Und wieder geht es um die Liebe, aber auch um den Tod. Ewig wiederkehrende Themen in der gesamten Kunst, so auch im Genre Oper. Ganz intensiv zu finden in der Azione teatrale Orfeo ed Euridice von Christoph Willibald Gluck, dessen 300. Geburtstag es heuer zu feiern gilt. Das haben auch die Salzburger Mozartwochen erkannt und setzen das Hauptwerk des weithin richtungweisenden Opernreformators auf den Spielplan ihres rund um Mozarts Geburtstag im Januar stattfindenden Festivals.

Und der Tod ist hier omnipräsent. Von der Regie als Person hinzugefügt und vom Schauspieler Uli Kirsch in einer stummen, aber sehr aktiven Rolle emphatisch dargestellt, wird er bei dieser Inszenierung als der Strippenzieher und Gegenspieler von Amor gezeigt. Von Anfang an greift er ins Geschehen ein und lässt Euridice schon bei den ersten Tönen der Ouvertüre niederstürzen und sterben. Dann scheint er die schöne Frau besitzen zu wollen: Er streichelt sie als Tote, hält sie im Schattenreich immer wieder umschlungen und tanzt sogar mit ihr eng umschlungen wie ein Liebhaber. Eifersüchtig und gewalttätig will er das Eintreten von Orpheus in den Hades wie auch die Rückkehr der Eurydike ins Leben verhindern. Immer wieder will er auch Orpheus mit Gewalt dazu bewegen, seine Geliebte endlich anzusehen. Zunächst scheint er zu siegen, denn Orpheus verliert Eurydike zum zweiten Mal. Aber dann siegt doch die Liebe, weil der letztlich doch stärkere Amor, ein weiterer schicksalhafter Strippenzieher, erweckt Euridyke nochmals zum Leben. Amor führt zum lieto fine die Geliebten zusammen, bürdet dem Tod unsere Weltkugel auf die Schultern, worunter dieser zusammenbricht.

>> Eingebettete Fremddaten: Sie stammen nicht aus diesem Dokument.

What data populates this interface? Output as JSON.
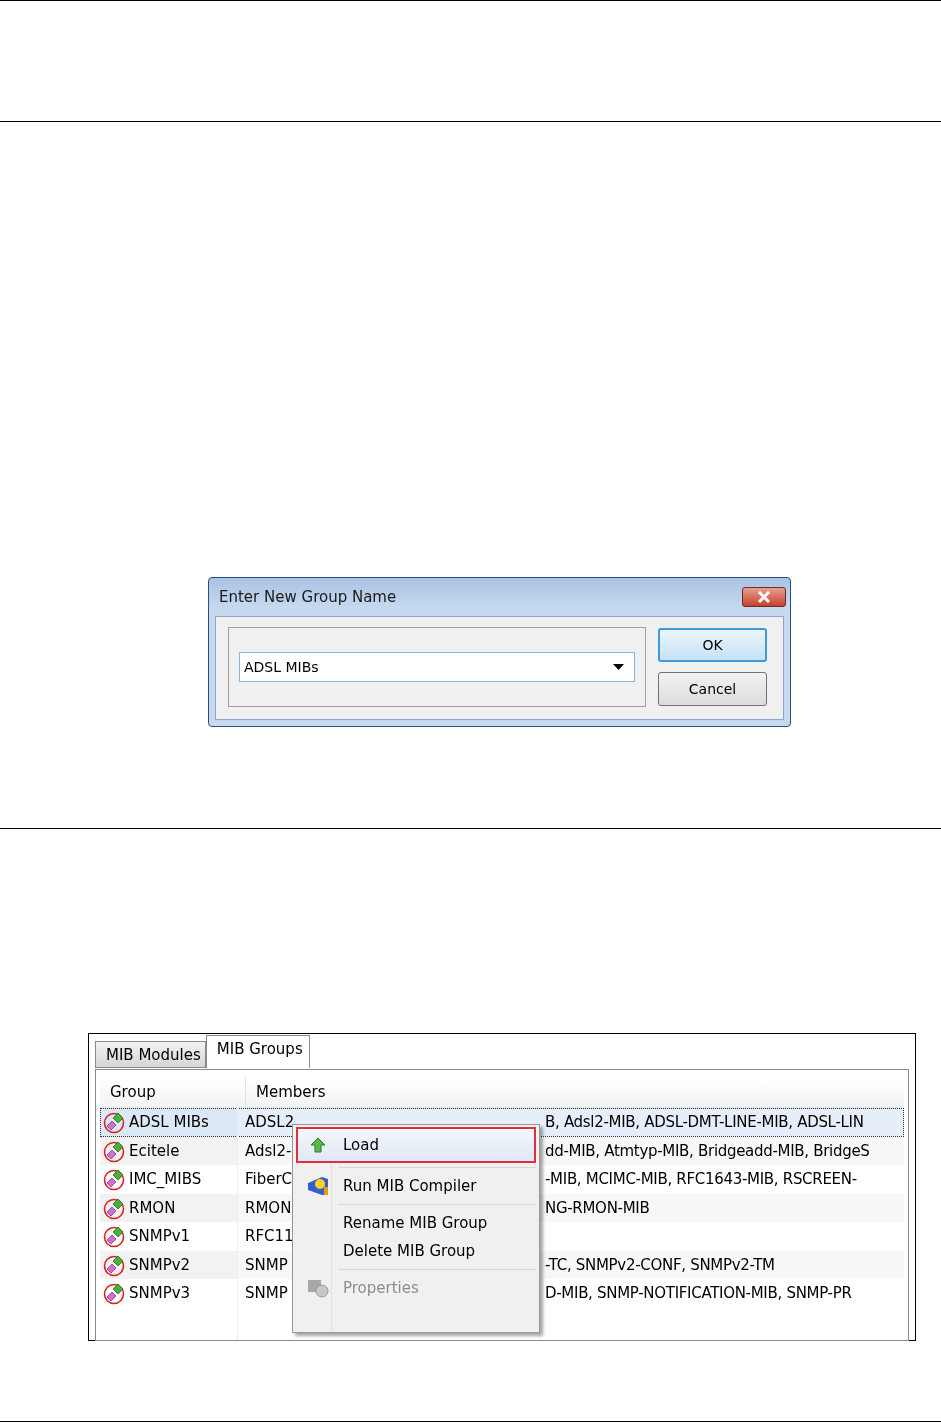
{
  "dialog": {
    "title": "Enter New Group Name",
    "combo_value": "ADSL MIBs",
    "buttons": [
      {
        "label": "OK",
        "default": true
      },
      {
        "label": "Cancel",
        "default": false
      }
    ]
  },
  "panel": {
    "tabs": [
      {
        "label": "MIB Modules",
        "selected": false
      },
      {
        "label": "MIB Groups",
        "selected": true
      }
    ],
    "columns": [
      "Group",
      "Members"
    ],
    "rows": [
      {
        "group": "ADSL MIBs",
        "members_start": "ADSL2",
        "members_end": "B, Adsl2-MIB, ADSL-DMT-LINE-MIB, ADSL-LIN",
        "selected": true
      },
      {
        "group": "Ecitele",
        "members_start": "Adsl2-",
        "members_end": "dd-MIB, Atmtyp-MIB, Bridgeadd-MIB, BridgeS",
        "selected": false
      },
      {
        "group": "IMC_MIBS",
        "members_start": "FiberC",
        "members_end": "-MIB, MCIMC-MIB, RFC1643-MIB, RSCREEN-",
        "selected": false
      },
      {
        "group": "RMON",
        "members_start": "RMON",
        "members_end": "NG-RMON-MIB",
        "selected": false
      },
      {
        "group": "SNMPv1",
        "members_start": "RFC11",
        "members_end": "",
        "selected": false
      },
      {
        "group": "SNMPv2",
        "members_start": "SNMP",
        "members_end": "-TC, SNMPv2-CONF, SNMPv2-TM",
        "selected": false
      },
      {
        "group": "SNMPv3",
        "members_start": "SNMP",
        "members_end": "D-MIB, SNMP-NOTIFICATION-MIB, SNMP-PR",
        "selected": false
      }
    ],
    "context_menu": [
      {
        "kind": "item",
        "label": "Load",
        "highlighted": true,
        "disabled": false
      },
      {
        "kind": "separator"
      },
      {
        "kind": "item",
        "label": "Run MIB Compiler",
        "highlighted": false,
        "disabled": false
      },
      {
        "kind": "separator"
      },
      {
        "kind": "item",
        "label": "Rename MIB Group",
        "highlighted": false,
        "disabled": false
      },
      {
        "kind": "item",
        "label": "Delete MIB Group",
        "highlighted": false,
        "disabled": false
      },
      {
        "kind": "separator"
      },
      {
        "kind": "item",
        "label": "Properties",
        "highlighted": false,
        "disabled": true
      }
    ]
  }
}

Sehr symbolhaft, vielleicht aber doch nicht die originellste Sichtweise; jedoch gelingt dem französischen Regisseur Ivan Alexandre damit eine ungemein feinsinnige und den Zuschauer intensiv berührende Inszenierung. Die Figuren hat er zwar nicht allzu bewegungsfreudig, aber dafür alle sehr liebevoll und detailreich ausgeformt.

Sehr ästhetisch und geschmackvoll sind die Bühnenbilder und Kostüme von Ausstatter Pierre-André Weitz. In schnell sich verengender Perspektive werden sieben, immer kleiner werdende Bilderahmen, die die einzelnen Zwischenwelten dieser mythologischen Geschichte zwischen Elysium und Hades darstellen sollen, vorgestellt. Suggestive Schattenbilder und ein goldenes Bild unseres Sonnensystems im sonst eher düsteren Licht vervollkommnen den positiven Eindruck.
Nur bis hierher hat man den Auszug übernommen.